Even better news: They caught him.
"I don't want to be repetitive," said Guisti, the coach of the brand new Eastern Connecticut Conference champs, "but I trust them and they trust me."
It was trust, not to mention contributions from everyone who played, that helped the Wildcats earn a 58-54 victory over Woodstock Academy in the ECC tournament final before a full house of 1,700 fans at the Francis X. Sweeney Fieldhouse.
Tournament Most Outstanding Player Marcus Outlow scored the game's first nine points — three straight 3-pointers in the opening minutes — that gave NFA (18-6) a lead it never relinquished.
Outlow's steal and layup in the final minute all but sealed it, too.
And then there was his defense on Woodstock guard Chris Lowry.
"It was great to give our team that momentum off the bat," Outlow said, after finishing with 19 points. "A great team win. I'm so proud of everyone."
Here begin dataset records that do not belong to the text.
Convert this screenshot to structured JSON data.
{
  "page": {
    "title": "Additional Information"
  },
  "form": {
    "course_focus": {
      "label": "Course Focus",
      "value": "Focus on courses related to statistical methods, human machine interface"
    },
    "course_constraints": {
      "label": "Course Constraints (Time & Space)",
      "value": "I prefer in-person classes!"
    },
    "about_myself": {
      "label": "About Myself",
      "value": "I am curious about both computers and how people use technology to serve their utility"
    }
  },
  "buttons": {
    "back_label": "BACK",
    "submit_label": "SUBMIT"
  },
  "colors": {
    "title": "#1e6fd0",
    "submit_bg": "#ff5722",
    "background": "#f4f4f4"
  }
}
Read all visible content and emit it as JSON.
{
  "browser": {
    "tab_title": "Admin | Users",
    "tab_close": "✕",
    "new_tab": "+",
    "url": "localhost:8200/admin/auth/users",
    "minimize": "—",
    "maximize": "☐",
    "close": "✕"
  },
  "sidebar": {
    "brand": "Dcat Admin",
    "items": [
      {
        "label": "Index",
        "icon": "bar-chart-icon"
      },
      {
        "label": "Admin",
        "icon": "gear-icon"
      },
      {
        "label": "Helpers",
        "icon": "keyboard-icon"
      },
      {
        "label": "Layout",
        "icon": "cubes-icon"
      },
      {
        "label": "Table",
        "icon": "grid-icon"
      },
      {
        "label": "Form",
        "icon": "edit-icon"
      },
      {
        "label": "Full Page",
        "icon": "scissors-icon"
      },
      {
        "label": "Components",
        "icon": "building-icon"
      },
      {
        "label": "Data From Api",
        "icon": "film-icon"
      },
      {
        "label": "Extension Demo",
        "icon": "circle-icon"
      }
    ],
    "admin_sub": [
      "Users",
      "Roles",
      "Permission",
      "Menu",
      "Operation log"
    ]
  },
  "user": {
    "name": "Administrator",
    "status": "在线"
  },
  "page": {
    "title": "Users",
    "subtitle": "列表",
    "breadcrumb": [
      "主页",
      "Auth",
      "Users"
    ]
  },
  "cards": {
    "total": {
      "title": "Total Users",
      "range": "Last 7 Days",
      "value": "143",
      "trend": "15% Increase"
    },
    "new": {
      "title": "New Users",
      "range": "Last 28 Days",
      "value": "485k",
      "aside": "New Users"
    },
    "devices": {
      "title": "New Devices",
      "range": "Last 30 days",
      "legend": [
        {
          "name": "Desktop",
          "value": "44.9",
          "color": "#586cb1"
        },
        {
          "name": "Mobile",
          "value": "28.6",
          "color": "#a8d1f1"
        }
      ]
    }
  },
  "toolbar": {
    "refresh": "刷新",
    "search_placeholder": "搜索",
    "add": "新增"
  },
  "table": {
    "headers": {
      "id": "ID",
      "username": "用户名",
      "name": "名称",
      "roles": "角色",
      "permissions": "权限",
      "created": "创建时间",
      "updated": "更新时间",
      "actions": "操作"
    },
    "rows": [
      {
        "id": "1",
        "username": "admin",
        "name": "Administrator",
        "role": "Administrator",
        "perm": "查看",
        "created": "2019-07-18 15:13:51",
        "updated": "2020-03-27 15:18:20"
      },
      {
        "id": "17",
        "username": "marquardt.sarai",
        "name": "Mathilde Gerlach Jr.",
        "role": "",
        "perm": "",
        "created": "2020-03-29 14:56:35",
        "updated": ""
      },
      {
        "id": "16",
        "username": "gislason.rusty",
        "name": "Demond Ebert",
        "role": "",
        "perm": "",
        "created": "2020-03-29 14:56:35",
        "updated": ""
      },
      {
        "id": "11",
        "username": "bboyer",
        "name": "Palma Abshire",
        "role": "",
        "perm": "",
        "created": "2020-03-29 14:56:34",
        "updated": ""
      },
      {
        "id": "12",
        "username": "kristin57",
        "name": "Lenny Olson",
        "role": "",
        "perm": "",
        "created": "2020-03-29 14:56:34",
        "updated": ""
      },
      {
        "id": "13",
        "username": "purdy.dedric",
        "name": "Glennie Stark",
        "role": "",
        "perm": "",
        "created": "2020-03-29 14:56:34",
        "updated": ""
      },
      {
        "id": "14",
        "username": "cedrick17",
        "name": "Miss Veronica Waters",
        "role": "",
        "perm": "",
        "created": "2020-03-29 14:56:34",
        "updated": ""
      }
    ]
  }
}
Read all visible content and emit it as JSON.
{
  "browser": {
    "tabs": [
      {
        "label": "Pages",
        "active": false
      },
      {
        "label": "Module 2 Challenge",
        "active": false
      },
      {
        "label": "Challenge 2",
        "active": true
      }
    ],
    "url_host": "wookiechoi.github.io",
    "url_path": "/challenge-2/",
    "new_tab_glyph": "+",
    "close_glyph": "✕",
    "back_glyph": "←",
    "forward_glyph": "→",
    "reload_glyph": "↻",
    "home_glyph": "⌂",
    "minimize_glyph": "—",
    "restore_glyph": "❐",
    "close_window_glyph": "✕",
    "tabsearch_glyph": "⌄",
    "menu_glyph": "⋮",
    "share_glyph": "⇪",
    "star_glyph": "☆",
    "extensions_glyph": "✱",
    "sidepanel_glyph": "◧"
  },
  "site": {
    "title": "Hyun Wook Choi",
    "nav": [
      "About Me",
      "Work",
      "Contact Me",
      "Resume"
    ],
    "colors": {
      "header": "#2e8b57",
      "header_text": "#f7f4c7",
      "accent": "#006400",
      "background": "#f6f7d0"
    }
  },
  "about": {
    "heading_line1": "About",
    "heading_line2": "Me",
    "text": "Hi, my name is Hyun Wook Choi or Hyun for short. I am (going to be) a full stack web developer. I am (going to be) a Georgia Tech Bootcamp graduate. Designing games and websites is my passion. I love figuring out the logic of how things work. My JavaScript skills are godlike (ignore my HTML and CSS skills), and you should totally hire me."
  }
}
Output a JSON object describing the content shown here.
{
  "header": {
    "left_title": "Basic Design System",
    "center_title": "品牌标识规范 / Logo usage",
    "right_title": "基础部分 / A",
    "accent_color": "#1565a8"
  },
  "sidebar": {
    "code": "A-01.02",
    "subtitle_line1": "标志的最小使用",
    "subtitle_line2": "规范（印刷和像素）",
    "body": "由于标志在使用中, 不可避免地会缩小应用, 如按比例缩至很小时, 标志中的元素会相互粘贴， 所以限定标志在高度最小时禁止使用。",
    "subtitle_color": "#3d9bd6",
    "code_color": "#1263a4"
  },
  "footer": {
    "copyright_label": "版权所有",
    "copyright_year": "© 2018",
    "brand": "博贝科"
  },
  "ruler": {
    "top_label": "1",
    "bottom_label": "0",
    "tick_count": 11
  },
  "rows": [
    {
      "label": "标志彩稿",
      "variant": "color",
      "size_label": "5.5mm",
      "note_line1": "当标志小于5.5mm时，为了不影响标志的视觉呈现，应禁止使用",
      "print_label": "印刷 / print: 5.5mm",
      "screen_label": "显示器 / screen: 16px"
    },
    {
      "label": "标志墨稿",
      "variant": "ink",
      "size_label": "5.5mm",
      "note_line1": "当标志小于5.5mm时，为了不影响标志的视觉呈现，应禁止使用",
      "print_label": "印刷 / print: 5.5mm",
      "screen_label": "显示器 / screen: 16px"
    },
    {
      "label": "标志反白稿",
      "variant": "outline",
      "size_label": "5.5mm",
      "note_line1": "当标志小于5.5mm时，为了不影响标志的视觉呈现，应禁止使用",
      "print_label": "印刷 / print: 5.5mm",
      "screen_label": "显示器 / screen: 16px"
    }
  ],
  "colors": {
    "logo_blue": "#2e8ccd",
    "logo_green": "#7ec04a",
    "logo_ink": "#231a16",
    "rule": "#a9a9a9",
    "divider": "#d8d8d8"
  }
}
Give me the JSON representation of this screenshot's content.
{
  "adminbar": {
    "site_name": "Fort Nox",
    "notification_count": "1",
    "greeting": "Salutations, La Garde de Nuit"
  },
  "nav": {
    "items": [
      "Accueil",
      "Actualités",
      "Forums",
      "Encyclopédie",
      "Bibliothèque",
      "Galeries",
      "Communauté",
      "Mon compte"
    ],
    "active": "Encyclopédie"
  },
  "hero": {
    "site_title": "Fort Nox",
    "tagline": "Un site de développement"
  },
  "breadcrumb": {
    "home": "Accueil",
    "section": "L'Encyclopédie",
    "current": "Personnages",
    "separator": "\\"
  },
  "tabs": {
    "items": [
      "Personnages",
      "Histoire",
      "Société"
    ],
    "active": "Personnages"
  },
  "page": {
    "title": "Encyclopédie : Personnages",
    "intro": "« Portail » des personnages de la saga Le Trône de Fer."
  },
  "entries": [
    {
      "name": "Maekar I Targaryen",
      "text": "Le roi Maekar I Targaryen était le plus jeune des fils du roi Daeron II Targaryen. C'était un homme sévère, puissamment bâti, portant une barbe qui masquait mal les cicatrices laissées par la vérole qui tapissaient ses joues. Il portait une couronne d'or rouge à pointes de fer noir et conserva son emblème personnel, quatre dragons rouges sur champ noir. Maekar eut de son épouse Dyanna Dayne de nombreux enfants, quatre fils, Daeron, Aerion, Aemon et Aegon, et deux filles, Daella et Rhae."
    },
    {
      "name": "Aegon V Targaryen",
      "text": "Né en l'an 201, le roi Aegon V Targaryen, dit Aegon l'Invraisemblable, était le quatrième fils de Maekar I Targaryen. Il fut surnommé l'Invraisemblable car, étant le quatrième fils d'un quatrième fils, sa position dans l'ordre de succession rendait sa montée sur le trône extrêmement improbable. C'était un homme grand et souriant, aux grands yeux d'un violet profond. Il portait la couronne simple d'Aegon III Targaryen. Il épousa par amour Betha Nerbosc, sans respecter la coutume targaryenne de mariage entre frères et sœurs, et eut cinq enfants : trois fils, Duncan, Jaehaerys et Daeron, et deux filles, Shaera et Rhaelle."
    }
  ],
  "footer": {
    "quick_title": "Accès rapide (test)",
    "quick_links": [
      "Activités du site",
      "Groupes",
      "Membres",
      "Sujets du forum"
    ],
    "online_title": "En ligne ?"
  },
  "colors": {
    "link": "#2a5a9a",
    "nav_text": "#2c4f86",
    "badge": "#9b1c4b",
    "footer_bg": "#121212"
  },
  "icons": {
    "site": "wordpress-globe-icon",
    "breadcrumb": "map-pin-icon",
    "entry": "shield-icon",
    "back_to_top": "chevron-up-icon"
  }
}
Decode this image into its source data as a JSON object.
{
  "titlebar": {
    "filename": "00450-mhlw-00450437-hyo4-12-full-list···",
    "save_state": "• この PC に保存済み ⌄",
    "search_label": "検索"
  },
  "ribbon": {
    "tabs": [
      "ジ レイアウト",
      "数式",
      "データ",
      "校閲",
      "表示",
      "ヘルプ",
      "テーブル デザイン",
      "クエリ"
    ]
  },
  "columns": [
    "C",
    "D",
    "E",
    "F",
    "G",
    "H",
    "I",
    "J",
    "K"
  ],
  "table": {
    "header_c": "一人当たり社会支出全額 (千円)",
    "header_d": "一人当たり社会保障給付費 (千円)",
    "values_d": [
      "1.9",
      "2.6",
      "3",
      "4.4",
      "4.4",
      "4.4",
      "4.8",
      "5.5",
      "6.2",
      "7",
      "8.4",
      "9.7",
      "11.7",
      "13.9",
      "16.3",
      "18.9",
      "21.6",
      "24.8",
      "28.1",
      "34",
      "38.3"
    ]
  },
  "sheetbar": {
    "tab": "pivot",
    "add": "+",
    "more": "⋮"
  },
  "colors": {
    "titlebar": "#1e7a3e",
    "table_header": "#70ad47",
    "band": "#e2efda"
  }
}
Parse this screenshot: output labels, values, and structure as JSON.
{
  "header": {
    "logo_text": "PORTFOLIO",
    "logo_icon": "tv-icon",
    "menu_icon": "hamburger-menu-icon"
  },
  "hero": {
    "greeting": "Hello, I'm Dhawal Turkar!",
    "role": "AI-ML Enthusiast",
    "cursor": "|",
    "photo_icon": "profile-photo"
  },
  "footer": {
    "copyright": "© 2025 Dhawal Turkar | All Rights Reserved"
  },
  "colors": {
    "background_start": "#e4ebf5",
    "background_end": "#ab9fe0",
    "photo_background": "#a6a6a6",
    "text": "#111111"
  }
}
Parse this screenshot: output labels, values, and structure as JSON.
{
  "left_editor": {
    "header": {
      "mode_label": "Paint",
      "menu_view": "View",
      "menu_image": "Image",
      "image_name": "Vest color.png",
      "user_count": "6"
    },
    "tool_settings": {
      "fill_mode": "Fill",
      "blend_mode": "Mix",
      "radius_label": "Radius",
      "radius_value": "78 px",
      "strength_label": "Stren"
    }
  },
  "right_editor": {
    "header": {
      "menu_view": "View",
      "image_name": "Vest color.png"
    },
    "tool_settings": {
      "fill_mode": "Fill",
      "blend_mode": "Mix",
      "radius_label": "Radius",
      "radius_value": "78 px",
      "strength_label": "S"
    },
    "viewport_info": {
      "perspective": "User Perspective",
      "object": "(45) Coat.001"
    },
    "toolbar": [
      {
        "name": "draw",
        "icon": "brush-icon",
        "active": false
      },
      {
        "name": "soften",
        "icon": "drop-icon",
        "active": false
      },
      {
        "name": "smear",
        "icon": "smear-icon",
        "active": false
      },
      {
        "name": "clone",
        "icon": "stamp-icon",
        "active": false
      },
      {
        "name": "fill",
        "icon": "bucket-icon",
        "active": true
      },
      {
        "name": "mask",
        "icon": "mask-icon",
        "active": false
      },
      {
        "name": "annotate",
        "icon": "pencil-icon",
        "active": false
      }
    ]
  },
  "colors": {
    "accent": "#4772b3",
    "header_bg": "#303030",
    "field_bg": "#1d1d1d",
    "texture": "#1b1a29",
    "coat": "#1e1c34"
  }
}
Woodstock never got closer than three.
"I told the kids it was my fault. We were in the wrong defense to start the game," Woodstock coach Greg Smith said. "It was a straight 3-2 (zone) and Marcus lit us up. One-hundred percent my fault, not theirs. The kids battled. ... All the credit to coach Guisti and his team. They outplayed us by a couple of baskets."
Senior Desmond D'Elia-Miller led NFA with 21 points. D'Elia-Miller, crying tears of joy after the game, carried on his family name well at NFA. He is the son of former NFA point guard Leonard Miller.
Mike Ryan, who joined D'Elia-Miller and Outlow on the all-tournament team, had 10 points and seven rebounds, adding to his 15 points from Wednesday's semifinals.
Guisti also saluted point guard Ramel Williams, who made two key free throws late, despite battling and illness. Williams had a game-high eight assists.
"Even though we were predicted to lose, I really felt like Woodstock was playing with house money," Guisti said. "They have a state title under their belt. I think the way we've been playing, most people, at least the spectators and not the experts, thought we would win. When Marcus hit those threes early, I knew it."